Gov. Gavin Newsom is expected to sign a bill, SB 485, that will extend the tax credit through 2030. On Wednesday night, the bill was amended to require productions that receive the credit to set hiring goals that are “broadly reflective of California’s population, in terms of race, ethnicity, and gender.”

Diversity in Hollywood has been a topic of discussion for years, but until recently there were few incentives to promote it. In 2020, the Academy of Motion Picture Arts and Sciences adopted inclusion standards to be eligible for best picture. A few other states — including Illinois and New Jersey — have added diversity criteria to their film credit programs.

“There comes a point where you can’t just talk about it any more — you have to show action,” said Assemblywoman Wendy Carrillo, D-Los Angeles, one of the key advocates for adding a diversity requirement to California’s film incentive.

California is 40% Latino, 35% white, 16% Asian American, and 6.5% Black, according to the most recent Census estimates. In 2020, the California Film Commission reported that the state’s film and TV workforce — for those whose race or ethnicity could be determined — was 70% white, 17% Latino, 7% Black and 4% Asian American. That data came from projects that received a tax credit from 2015 to 2020.

The report also showed a vast gender disparity, with 75% of film and TV jobs held by men, and 25% held by women.

Under the bill, which would take effect on July 1, 2023, recipients of the state’s film tax credit would have to submit a diversity work plan. The law would not specify the goals of the plan, other than to say that hiring must be “broadly reflective” of the state’s population.

Productions must also submit a final diversity report, showing whether it met its hiring goals. Productions that are able to show that they met their goals or made a “good faith effort” will be eligible for an additional 4% tax credit, on top of the 20% or 25% credit allowed under current law.
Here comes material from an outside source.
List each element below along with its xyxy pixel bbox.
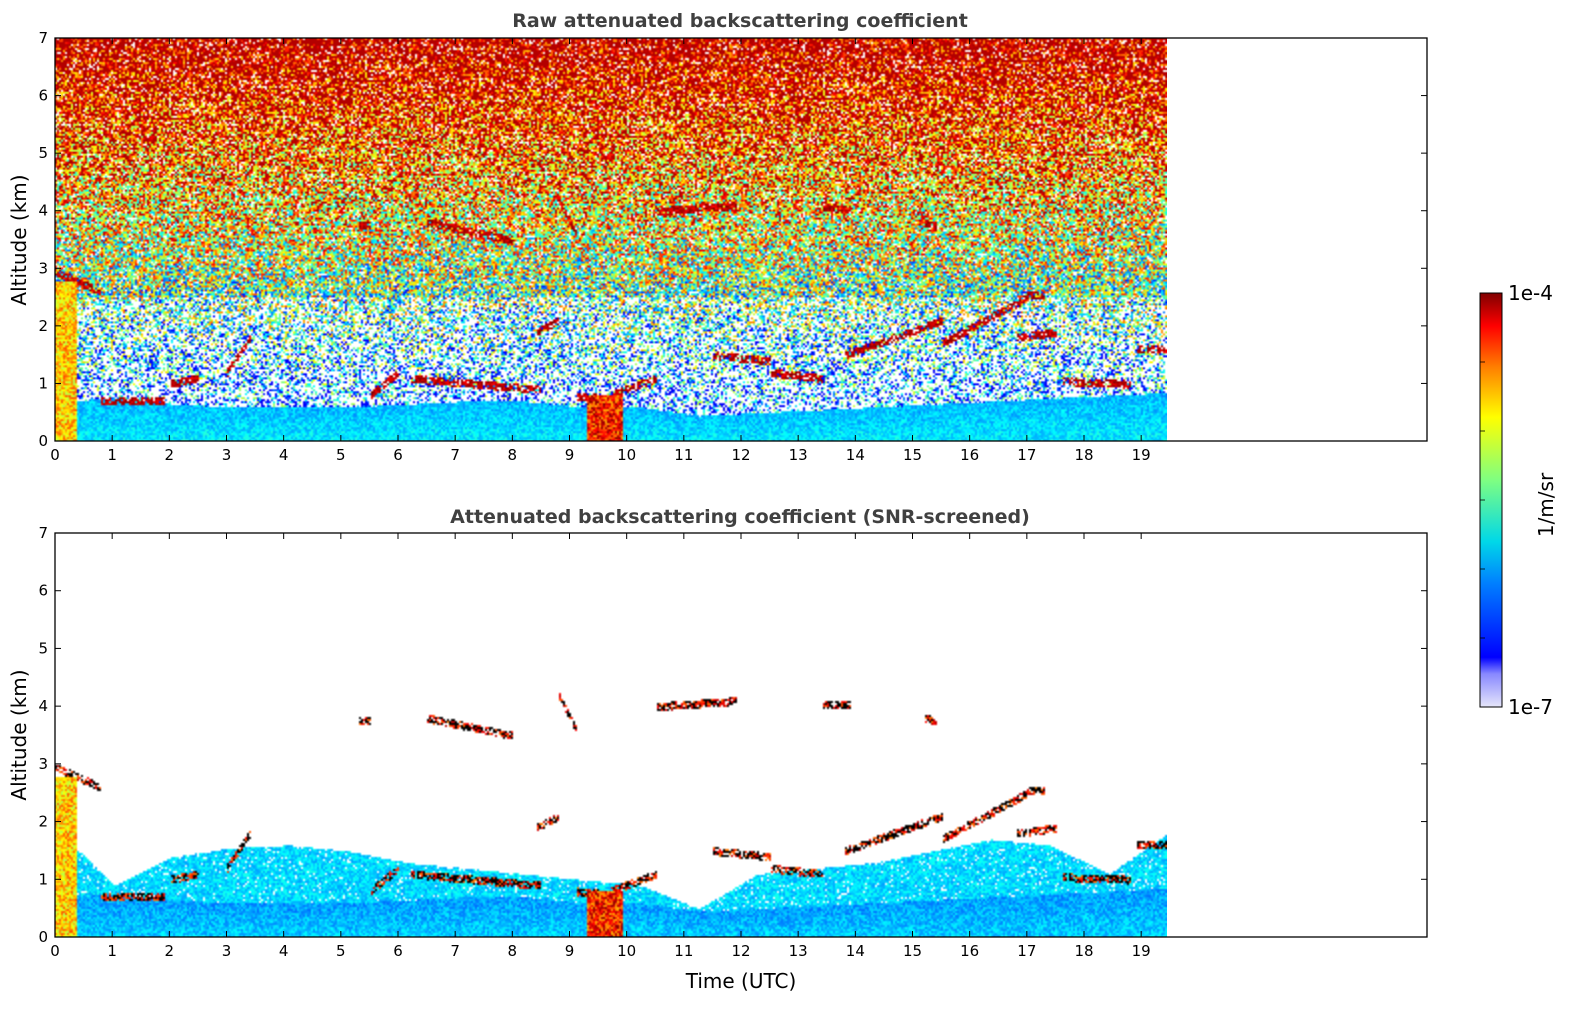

The same provision — the diversity work plan requirement and the 4% bonus — was included in a separate, $150 million California incentive for construction of new production soundstages, which was approved last year.

In crafting the diversity requirement, lawmakers must navigate around Proposition 209, the 1996 initiative that amended the state constitution to outlaw affirmative action in state hiring, school admissions and state contracting.

The regulations for the soundstage credit, which were published earlier this year, say there is no intent “to require or encourage the diversity work plan to include quotas or other numeric goals.” By putting the onus on productions to create their own diversity plans — without explicitly stating what the plans should include — lawmakers hope to avoid triggering constitutional concerns.

Last year, Newsom signed a temporary two-year increase in the credit, bringing the annual total to $420 million for the fiscal years ending in 2022 and 2023. The program is set to return to $330 million next year unless lawmakers decide to approve a further expansion.